On voit, dans certains pays, prospérer des bureaux de placement d’organes. Des intermédiaires touchant d’énormes commissions se chargent du recrutement des donneurs dans les villages. Il s’agit pour la plupart de pauvres paysans -quand ce ne sont pas des enfants- acculés à vendre un rein, un œil…, pour permettre à leur famille de survivre. Mutilés, ils ne reçoivent qu’une faible somme tandis que les intermédiaires vendent à prix d’or les organes  » volés  » à des receveurs prêts à mettre le paquet pour continuer à vivre.

Ainsi en Inde les propositions de vente de reins sont publiées dans les journaux. La solution pourrait être de refuser la prise d’organe sur les personnes vivantes. Cependant l’Inde n’accepte pas les prélèvements sur cadavres qui heurtent certaines croyances religieuses. De plus l’Inde ne dispose pas encore de la technologie médicale sophistiquée permettant des transplantations réussies au moyen de reins prélevés sur des cadavres. En outre, la dialyse, évidemment très coûteuse, n’est pas accessible à tous. Ils n’ont donc pas d’autre choix que d’acheter un rein d’un donneur volontaire ou de mourir .

En Chine, il n’est plus contesté que les organes des personnes condamnées à la peine capitale sont utilisés à des fins de transplantation, généralement sans consentement des intéressés. Les prisonniers sont même la principale source d’organes de transplantation. Il semblerait aussi que les hauts fonctionnaires chinois auraient la priorité dans l’attribution de ces organes. Il y a donc là de fortes motivations incitant les autorités à laisser se poursuivre cette pratique.

En Amérique Latine , des propositions de vente de reins sont aussi publiées dans les journaux. Elles proviennent des couches les plus déshéritées de la population.

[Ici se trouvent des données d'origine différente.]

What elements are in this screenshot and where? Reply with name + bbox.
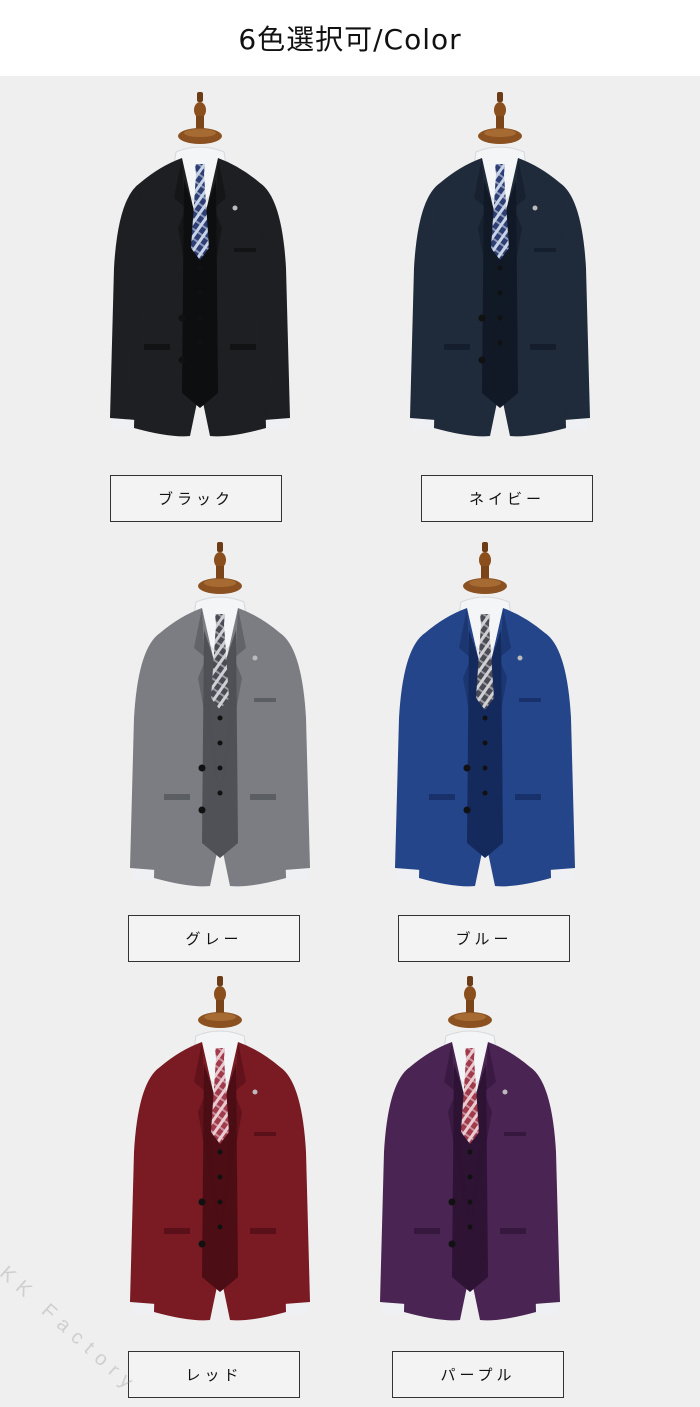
color-label[interactable]: ブラック	[110, 475, 282, 522]
suit-image	[120, 972, 320, 1346]
suit-image	[400, 88, 600, 462]
page-title: 6色選択可/Color	[238, 23, 462, 56]
color-label[interactable]: ネイビー	[421, 475, 593, 522]
color-label[interactable]: グレー	[128, 915, 300, 962]
mannequin-stand	[463, 542, 507, 594]
mannequin-stand	[198, 542, 242, 594]
suit-image	[370, 972, 570, 1346]
mannequin-stand	[448, 976, 492, 1028]
mannequin-stand	[478, 92, 522, 144]
mannequin-stand	[178, 92, 222, 144]
color-label[interactable]: レッド	[128, 1351, 300, 1398]
color-label[interactable]: ブルー	[398, 915, 570, 962]
suit-image	[385, 538, 585, 912]
suit-image	[120, 538, 320, 912]
page-header: 6色選択可/Color	[0, 0, 700, 76]
suit-image	[100, 88, 300, 462]
mannequin-stand	[198, 976, 242, 1028]
color-label[interactable]: パープル	[392, 1351, 564, 1398]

En Europe, des articles de presse font état de tentatives, de la part de personnes suspectes, de mettre sur pied un commerce d’organes. En 1993, des agences sont apparues en Pologne et en Hongrie, qui proposaient des organes humains à des hôpitaux d’Allemagne et de suisse. En 1989, en Allemagne, des histoires fantastiques circulèrent à propos d’un commerce de reins organisé. En 1989 également, un scandale éclata en Angleterre, s’agissant de la transplantation de quatre reins prélevés chez des paysans turcs introduits dans le pays par des intermédiaires pour y céder un rein contre paiement. Il s’est avéré que les reins avaient été prélevés à l’insu des personnes.

Dans le secteur des tissus humains se développe un autre type d’activités commerciales qui, pour être tolérées par certains états, n’en paraissent pas moins contestables. En effet, contrairement aux organes qui doivent être impérativement greffés dans les 48 heures, les tissus humains peuvent être conservés beaucoup plus longtemps dans des banques. Celles-ci sont spécialisées dans la collecte, la conservation et le traitement des tissus. Evidemment, un tel travail implique des frais. Aussi, existe-t-il deux types de banques : les banques de tissus sans but lucratif et les firmes commerciales. Les premières se contentent de facturer le travail de préparation et de conservation des tissus au prix coûtant. Pour elles, le  » non-profit  » est la règle. En général c’est le cas en Belgique où elles sont soumises au contrôle des pouvoirs publics. Quant aux secondes, elles sont régies selon les principes du commerce. Ces sociétés privées, pour la plupart d’origine nord-américaine, partent du principe que tout service mérite salaire et tirent d’importants bénéfices du traitement des tissus. Une fois de plus, la loi du profit se heurte à l’éthique d’une médecine égalitaire et basée sur la solidarité et la générosité.